A --> H: OK B, here is a secret {secret} B's public key

H --> B: OK B, here is a secret {secret} B's public key

B --> H: {some message} secret-key

H --> A: garble [{some message} secret-key]

H ignore some data and do not change until a and B exchange passwords. Then, H interferes with the information given to Party. In this regard, Party A believes in Party B, so he may believe that the message has been disturbed and try his best to decrypt it.

Note that H does not know the password. All he can do is destroy the data encrypted with the key. Based on the Protocol, h may not produce a valid message. But next time?

To prevent such damages, Party A and Party B generate a message authentication code in their protocol ).

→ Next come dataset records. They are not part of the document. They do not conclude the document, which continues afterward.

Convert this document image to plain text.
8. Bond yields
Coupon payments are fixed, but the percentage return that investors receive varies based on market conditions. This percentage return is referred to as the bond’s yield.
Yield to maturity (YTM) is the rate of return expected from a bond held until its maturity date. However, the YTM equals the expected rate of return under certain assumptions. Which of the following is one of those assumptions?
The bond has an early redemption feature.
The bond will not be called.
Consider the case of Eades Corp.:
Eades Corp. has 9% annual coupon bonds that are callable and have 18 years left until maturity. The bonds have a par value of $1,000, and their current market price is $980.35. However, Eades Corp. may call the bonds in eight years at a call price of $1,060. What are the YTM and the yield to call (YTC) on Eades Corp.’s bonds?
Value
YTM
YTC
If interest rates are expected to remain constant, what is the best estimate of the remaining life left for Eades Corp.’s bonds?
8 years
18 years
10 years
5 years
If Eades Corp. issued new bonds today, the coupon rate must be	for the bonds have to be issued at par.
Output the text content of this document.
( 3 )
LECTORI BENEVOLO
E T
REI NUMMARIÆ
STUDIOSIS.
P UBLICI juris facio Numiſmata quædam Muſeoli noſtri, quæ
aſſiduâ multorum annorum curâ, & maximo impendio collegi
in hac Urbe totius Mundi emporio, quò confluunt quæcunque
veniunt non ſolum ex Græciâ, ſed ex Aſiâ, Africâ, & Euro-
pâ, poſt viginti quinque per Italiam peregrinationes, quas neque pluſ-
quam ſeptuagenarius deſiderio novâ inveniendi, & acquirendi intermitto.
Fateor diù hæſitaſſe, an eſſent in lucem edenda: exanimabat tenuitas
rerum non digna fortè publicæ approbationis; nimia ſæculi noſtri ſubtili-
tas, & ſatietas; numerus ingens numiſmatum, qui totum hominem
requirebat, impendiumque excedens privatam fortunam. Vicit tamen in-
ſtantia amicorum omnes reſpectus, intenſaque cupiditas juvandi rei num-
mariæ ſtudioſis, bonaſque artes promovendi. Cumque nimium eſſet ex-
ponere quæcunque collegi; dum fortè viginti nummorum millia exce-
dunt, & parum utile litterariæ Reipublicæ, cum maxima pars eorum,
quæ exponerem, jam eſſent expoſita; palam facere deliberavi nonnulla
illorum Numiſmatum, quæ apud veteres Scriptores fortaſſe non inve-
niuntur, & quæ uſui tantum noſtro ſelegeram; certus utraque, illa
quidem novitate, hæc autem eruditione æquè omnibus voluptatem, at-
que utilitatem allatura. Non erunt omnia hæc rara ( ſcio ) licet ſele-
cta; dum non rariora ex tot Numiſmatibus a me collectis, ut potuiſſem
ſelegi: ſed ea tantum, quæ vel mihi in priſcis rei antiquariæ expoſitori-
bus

A verification code message (MAC) is a part of data generated by passwords and some transmitted messages. The above features described by the information segment algorithm are exactly what they use to defend against H:

MAC = digest [some message, secret]

H cannot obtain the correct value because he does not know the password. Even if H interferes with messages randomly, as long as the data volume is large, there is little chance of success. For example, using hd5 (a good encryption algorithm invented by RSA), A and B can send 128-bit MAC values and their messages. H. I guess the chance of a correct Mac is nearly 1/18, and 446,744,073,709,551,616 is about to be equal to zero.

This is the modified protocol again:

A --> B: Hello

B --> A: Hi, I'm B and B's verification.

A --> B: prove it

B --> A: Hi, I'm B and B's verification.

A: I'm B.

{Information Section [a, I am B]} B's private key

OK B, here is the public key of a secret {secret} B

{Some message, Mac} secret-key

Now H has no technical support. He interferes with all the messages, but Mac computers can find him. A and B can detect FAKE MAC values and stop talking. H can no longer communicate with B.